When I first heard that Bajaj have launched a V12, I fell out of my chair! After I realised they had actually launched the V12, the V15’s younger and slightly smaller sibling, I decided to get up off the floor and go check it out
Story: Harket Suchde
Photography: Aditya Dhiwar and Saurabh Botre
I’m about as patriotic as the next guy, standing up for the national anthem before every film, cheering for the boys in blue when they win the World Cup, and lamenting about how corrupt our politicians are. So when I first heard that Bajaj were making bikes out of metal sourced from the INS Vikrant aircraft carrier in the V15, I was suitably impressed. You have to admit that as far as marketing campaigns go, this is right up there with Bajaj’s better ones like the original “I Feel Like God” campaign for the very first Avenger, and the “Fastest Indian” campaign for the Pulsar 220F.
However, I had decided that I couldn’t in all fairness let patriotism hamper my objectivity when reviewing the V12, so when I approached the bike, key in hand, I pointedly looked everywhere but at the shiny badge on the filler cap that said “made with the invincible metal of INS VIKRANT”, obviously I didn’t do a very good job of it if I can reprint what it said verbatim.

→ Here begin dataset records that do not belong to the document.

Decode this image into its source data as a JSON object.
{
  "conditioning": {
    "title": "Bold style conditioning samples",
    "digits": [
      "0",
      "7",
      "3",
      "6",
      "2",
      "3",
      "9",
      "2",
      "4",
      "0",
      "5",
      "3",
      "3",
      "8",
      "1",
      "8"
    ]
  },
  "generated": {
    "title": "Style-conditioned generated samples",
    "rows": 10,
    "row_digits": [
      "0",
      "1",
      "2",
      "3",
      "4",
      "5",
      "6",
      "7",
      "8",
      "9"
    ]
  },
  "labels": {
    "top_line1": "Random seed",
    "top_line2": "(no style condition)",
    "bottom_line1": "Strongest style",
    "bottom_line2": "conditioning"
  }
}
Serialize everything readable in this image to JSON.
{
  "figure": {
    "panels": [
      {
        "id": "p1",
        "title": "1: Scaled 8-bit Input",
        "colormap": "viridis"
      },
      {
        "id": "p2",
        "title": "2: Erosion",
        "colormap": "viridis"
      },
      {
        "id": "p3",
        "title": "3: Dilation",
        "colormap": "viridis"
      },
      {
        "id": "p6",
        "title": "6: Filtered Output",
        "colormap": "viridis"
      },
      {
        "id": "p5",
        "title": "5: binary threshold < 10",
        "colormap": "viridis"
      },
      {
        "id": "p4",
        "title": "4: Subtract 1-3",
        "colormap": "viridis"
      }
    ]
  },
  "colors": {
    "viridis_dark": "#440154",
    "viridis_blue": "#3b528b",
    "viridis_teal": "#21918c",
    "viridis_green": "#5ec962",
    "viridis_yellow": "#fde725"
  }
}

Be that as it may, I decided to ignore the source of the metal and look at the bike as a whole. It definitely catches the eye, especially in this red with white pinstripes paint job. You will also notice that the V12 has a lot of visual underpinnings from its 150-cc brother, because the chassis, tank, headlamp unit, tail-lamp unit and various other bits and bobs are sourced directly from there.
However, look closely, and you will notice a few subtle differences. The wheels, while similar, are not quite the same, the rear tyres are thinner (still beefy for the 125-cc segment) 100/90x16s, and little bits of aluminium have been replaced with blacked-out metal instead — around the keyhole, for example.
The fuel-tank is still the same 13-litre one with those striking striped graphics, the rear seat cowl is still present and correct, and the overall retro styling has been left unblemished, which is good because it is oh-so-charming and works well to give the V12 (and V15) some serious, not to mention unique, kerb presence. So while a few elements have been tweaked to save cost, visually, the V12 is as good-looking as its elder brother, and looks absolutely nothing like any other 125-cc class bike out there. The only fly in the ointment is that black grab-rail which sticks out like a sore thumb on an otherwise delightfully styled motorcycle.